PERSONNEL D’ADF
Les chalutiers étrangers qui pratiquent la pêche illégale, non déclarée et non réglementée (IUU) aux larges des côtes d’Afrique de l’Ouest sont en train de décimer les populations jadis abondantes de poissons, en dévastant les écosystèmes locaux et en menaçant la subsistance de plus de 7 millions d’Africains, dont un grand nombre ont des familles qui dépendent depuis des générations de la pêche artisanale.
On estime que la pêche IUU et d’autres pratiques maritimes commerciales illégales pourraient se traduire, pour les pays d’Afrique de l’Ouest, par des pertes de « près de 1,95 milliard de dollars sur la chaîne de valorisation des poissons et des pertes de revenus ménagers de 593 millions de dollars par an », selon un reportage de The Africa Report.
Le coût de la pêche illicite est particulièrement élevé pour les pêcheurs artisanaux de la Gambie, pays de seulement 2,25 millions d’habitants où plus de 200.000 d’entre eux dépendent de la pêche locale pour leur subsistance.
Les chalutiers chinois sont parmi les pires navires criminels dans les eaux d’Afrique de l’Ouest. Peter Hammarstedt, un capitaine de l’organisation sans but lucratif Sea Shepherd Conservation Society, déclare qu’il existe deux méthodes par lesquelles les navires chinois obtiennent des permis de pêche auprès des pays africains, qui ont des difficultés pour observer, contrôler et surveiller des milliers de kilomètres de voies navigables côtières et fluviales.

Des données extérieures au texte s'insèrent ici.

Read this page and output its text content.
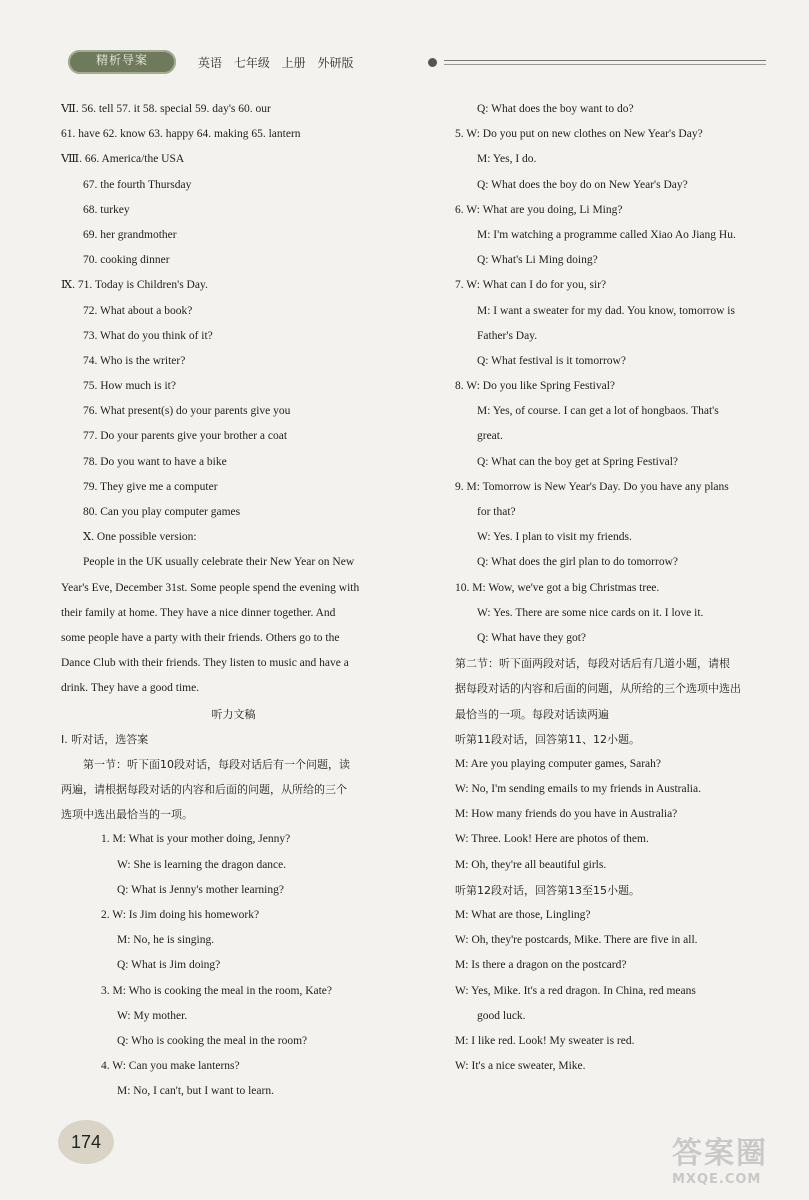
精析导案	英语 七年级 上册 外研版
Ⅶ. 56. tell 57. it 58. special 59. day's 60. our
61. have 62. know 63. happy 64. making 65. lantern
Ⅷ. 66. America/the USA
67. the fourth Thursday
68. turkey
69. her grandmother
70. cooking dinner
Ⅸ. 71. Today is Children's Day.
72. What about a book?
73. What do you think of it?
74. Who is the writer?
75. How much is it?
76. What present(s) do your parents give you
77. Do your parents give your brother a coat
78. Do you want to have a bike
79. They give me a computer
80. Can you play computer games
Ⅹ. One possible version:
People in the UK usually celebrate their New Year on New
Year's Eve, December 31st. Some people spend the evening with
their family at home. They have a nice dinner together. And
some people have a party with their friends. Others go to the
Dance Club with their friends. They listen to music and have a
drink. They have a good time.
听力文稿
Ⅰ. 听对话，选答案
第一节：听下面10段对话，每段对话后有一个问题，读
两遍，请根据每段对话的内容和后面的问题，从所给的三个
选项中选出最恰当的一项。
1. M: What is your mother doing, Jenny?
W: She is learning the dragon dance.
Q: What is Jenny's mother learning?
2. W: Is Jim doing his homework?
M: No, he is singing.
Q: What is Jim doing?
3. M: Who is cooking the meal in the room, Kate?
W: My mother.
Q: Who is cooking the meal in the room?
4. W: Can you make lanterns?
M: No, I can't, but I want to learn.
Q: What does the boy want to do?
5. W: Do you put on new clothes on New Year's Day?
M: Yes, I do.
Q: What does the boy do on New Year's Day?
6. W: What are you doing, Li Ming?
M: I'm watching a programme called Xiao Ao Jiang Hu.
Q: What's Li Ming doing?
7. W: What can I do for you, sir?
M: I want a sweater for my dad. You know, tomorrow is
Father's Day.
Q: What festival is it tomorrow?
8. W: Do you like Spring Festival?
M: Yes, of course. I can get a lot of hongbaos. That's
great.
Q: What can the boy get at Spring Festival?
9. M: Tomorrow is New Year's Day. Do you have any plans
for that?
W: Yes. I plan to visit my friends.
Q: What does the girl plan to do tomorrow?
10. M: Wow, we've got a big Christmas tree.
W: Yes. There are some nice cards on it. I love it.
Q: What have they got?
第二节：听下面两段对话，每段对话后有几道小题，请根
据每段对话的内容和后面的问题，从所给的三个选项中选出
最恰当的一项。每段对话读两遍
听第11段对话，回答第11、12小题。
M: Are you playing computer games, Sarah?
W: No, I'm sending emails to my friends in Australia.
M: How many friends do you have in Australia?
W: Three. Look! Here are photos of them.
M: Oh, they're all beautiful girls.
听第12段对话，回答第13至15小题。
M: What are those, Lingling?
W: Oh, they're postcards, Mike. There are five in all.
M: Is there a dragon on the postcard?
W: Yes, Mike. It's a red dragon. In China, red means
good luck.
M: I like red. Look! My sweater is red.
W: It's a nice sweater, Mike.
174	答案圈
MXQE.COM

« [Ou bien ] les vaisseaux de pêche [chinois] font partie de la flotte de pêche des eaux distantes, qui est fortement subventionnée par le gouvernement chinois, et ces bateaux versent des droits de pêche, ou bien ils appartiennent à une société de pêche nationale [qui est] essentiellement une coopérative entre les Chinois et les intérêts commerciaux locaux », écrit le capitaine Hammarstedt à ADF dans un e-mail. « Dans ce dernier cas, les navires de pêche battent le pavillon du pays africain côtier/insulaire mais la Chine est le propriétaire bénéficiaire. Dans les deux cas, ils comptent sur des agents locaux. »
Depuis le début de l’opération conjointe entre la Sea Shepherd et la Marine et le ministère des Pêcheries de la Gambie, les autorités ont arrêtées des membres d’équipage de 16 chalutiers illégaux. L’un de ces navires battait pavillon chinois et la Chine était propriétaire bénéficiaire de 11 autres navires. La Sea Shepherd conduit des opérations en cours au Bénin, au Liberia et au Gabon.
Les braconniers chinois essaient d’éviter les amendes liées à la pêche IUU en utilisant de nombreuses techniques. Ils éteignent leur transpondeur de localisation, ils transmettent des positions et des données d’identification frauduleuses, ils manipulent les filets de pêche pour contourner les exigences concernant la taille des mailles, ils menacent les observateurs de pêche locaux ou ils leurs offrent des pots-de-vin, et ils transbordent leur prise d’un navire à un autre en pleine mer, déclare le capitaine Hammarstedt.
Ils « mentent [aussi] dans leur déclaration de capacité de pêche sur leur demande de permis. Puisqu’ils paient à la tonne, ils peuvent déclarer un volume de soute plus faible que le volume réel. »
Les braconniers préparent des journaux de bord incorrects concernant leur pêche, ce qui ne permet pas aux inspecteurs locaux de déterminer le lieu de la prise. Des pratiques de déception, notamment le déchargement des prises dans les pays voisins pour éviter les inspections appropriées et la mise en commun des permis entre les navires, sont aussi utilisées.
Ils peuvent aussi recevoir « l’autorisation de pêcher un type de poisson [par exemple le thon] mais ils pratiquent plutôt la pêche clandestine d’autres espèces entièrement différentes [telles que] les requins », déclare le capitaine Hammarstedt. Lorsque leurs actions sont décelées, les braconniers déclarent en général que ce n’était pas intentionnel, ajoute-t-il.
La pêche IUU aide aussi à soutenir les usines de farine de poisson appartenant à la Chine, en Gambie et dans d’autres pays africains. Les usines emploient seulement quelques douzaines de personnes, dont la plupart, et peut-être toutes, sont chinoises, et ces usines émettent des contaminants. Avant l’ouverture des usines, les pêcheurs locaux vendaient leurs poissons sur les marchés locaux pour qu’ils soient transformés en farine de poisson.